Barnhart tries to remember what people play, and bring it forward himself. He tries to pick out the note of a car horn. "Listening is just as important as practicing," he said. "My goal is just to get better and better."

Might they get bored, playing the same music over and over? No.

"One of the great things, we are required to fall in love with the same things we know over and over again," Berg said. As with his wife, "you fall in love over and over again."

"Sometimes, I don't have any control over what comes out, but I'll try to change it next time," trombonist Allred said.

"You can play a tune in a completely different way, and you have the freedom to make it more interesting," trumpet player Barnhart said. "Change the key, change the tempo, change the musicians."

"Your style is an expression of the rejection or acceptance of influences," Berg said. "Some of it you discard, some of it you accept."

"Listen to a ton of music, and not just jazz," Barnhart said.

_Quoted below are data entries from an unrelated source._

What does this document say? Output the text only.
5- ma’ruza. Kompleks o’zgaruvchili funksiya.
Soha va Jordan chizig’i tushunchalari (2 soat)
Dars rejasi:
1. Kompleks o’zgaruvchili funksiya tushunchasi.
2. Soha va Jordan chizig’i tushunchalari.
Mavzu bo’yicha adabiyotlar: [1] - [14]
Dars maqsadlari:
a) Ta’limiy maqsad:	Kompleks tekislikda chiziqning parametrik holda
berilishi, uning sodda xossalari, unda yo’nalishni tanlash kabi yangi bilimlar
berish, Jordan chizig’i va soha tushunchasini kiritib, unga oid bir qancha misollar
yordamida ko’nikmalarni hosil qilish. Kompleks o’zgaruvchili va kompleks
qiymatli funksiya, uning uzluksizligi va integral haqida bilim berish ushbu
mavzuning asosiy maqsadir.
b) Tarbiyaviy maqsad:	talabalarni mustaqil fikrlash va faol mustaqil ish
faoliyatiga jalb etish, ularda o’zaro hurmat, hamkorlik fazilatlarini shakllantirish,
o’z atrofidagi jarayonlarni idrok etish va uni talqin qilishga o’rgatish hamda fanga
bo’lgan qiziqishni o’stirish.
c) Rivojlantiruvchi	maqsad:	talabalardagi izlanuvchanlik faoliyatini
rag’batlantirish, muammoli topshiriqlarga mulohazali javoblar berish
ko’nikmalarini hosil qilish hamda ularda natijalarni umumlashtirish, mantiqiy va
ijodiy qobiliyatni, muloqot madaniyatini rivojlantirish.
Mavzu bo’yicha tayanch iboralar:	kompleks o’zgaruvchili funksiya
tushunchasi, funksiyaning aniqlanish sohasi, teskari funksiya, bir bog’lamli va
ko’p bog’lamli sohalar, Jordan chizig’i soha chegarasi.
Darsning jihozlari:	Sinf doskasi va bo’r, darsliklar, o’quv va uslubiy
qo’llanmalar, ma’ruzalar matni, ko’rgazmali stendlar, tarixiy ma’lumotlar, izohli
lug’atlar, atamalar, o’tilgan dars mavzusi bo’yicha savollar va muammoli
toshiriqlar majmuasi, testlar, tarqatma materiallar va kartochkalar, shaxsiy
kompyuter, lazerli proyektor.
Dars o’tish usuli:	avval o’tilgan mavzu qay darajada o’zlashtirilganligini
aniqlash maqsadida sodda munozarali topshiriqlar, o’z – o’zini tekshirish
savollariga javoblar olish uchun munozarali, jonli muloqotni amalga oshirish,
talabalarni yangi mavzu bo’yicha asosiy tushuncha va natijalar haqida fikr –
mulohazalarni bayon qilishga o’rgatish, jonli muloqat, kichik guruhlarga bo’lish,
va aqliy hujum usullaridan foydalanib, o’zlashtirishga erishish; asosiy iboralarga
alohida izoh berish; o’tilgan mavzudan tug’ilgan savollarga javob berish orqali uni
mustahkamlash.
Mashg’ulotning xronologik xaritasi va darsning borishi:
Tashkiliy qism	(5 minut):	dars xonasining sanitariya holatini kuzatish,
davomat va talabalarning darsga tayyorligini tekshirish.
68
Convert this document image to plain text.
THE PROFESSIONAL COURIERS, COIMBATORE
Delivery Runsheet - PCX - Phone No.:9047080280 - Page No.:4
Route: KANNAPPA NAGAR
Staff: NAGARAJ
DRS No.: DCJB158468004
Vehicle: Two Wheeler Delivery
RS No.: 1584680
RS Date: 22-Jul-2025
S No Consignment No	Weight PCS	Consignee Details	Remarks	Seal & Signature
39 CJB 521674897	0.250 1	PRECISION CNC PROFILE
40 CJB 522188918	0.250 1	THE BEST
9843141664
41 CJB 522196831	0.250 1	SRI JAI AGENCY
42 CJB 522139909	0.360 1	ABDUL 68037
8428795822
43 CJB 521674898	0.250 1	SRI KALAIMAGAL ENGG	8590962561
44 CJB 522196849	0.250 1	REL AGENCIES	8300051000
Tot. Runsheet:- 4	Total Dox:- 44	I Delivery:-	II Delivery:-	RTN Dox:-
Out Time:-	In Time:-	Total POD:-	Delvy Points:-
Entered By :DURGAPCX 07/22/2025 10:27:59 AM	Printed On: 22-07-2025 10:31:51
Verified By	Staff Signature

Berg, who is dean of the Frost School of Music at the University of Miami, remembers his first gig in Los Angeles. He was paid $40, and got a $55 parking ticket. "That's the life of a musician, but I had fun," he said.

"The most important thing is to follow your passion," vocalist Barbara Morrison said.

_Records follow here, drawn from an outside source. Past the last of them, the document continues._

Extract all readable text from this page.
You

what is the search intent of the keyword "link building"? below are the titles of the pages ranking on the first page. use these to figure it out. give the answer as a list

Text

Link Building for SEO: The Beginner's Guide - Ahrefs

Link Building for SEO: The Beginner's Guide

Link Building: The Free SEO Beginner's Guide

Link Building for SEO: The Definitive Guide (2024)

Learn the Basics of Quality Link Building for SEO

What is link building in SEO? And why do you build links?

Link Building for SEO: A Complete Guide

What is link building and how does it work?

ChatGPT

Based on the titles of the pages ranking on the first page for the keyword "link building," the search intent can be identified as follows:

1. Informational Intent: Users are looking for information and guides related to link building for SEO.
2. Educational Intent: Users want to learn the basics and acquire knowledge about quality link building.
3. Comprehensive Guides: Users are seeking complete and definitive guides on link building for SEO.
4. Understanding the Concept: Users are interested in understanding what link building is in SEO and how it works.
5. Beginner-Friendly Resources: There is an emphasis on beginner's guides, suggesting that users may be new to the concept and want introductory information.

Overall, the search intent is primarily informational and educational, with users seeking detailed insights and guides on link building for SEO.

When the group plays "All the Things You Are," students adjust in their chairs to watch Berg play and move. When the song is finished, the applause is loud and long.

In a room with young sax players afterward, Person broke out the oldest-looking, most worn instrument of the bunch.

"You've got to think in time," he told the young people. "You've got to get on the tempo. Practice your scales, and on time."

He wanted players to move their feet. "You can't play with anybody else if you can't play in time." He put them through their scales.

"I know this is tedious, but it's important," he said. "You're not going to be Charlie Parker, John Coltrane, Miles Davis, a great performing artist without that. I understand. I was a kid once too, believe it or not. I wanted to play melodies, I didn't care about scales. You've got to be disciplined."

He gave a "yeah" when the group played scales well.

"We sacrifice a lot, because it's a lonely thing," Person said. "You've got to be in a room and play it. Just work on that, every day."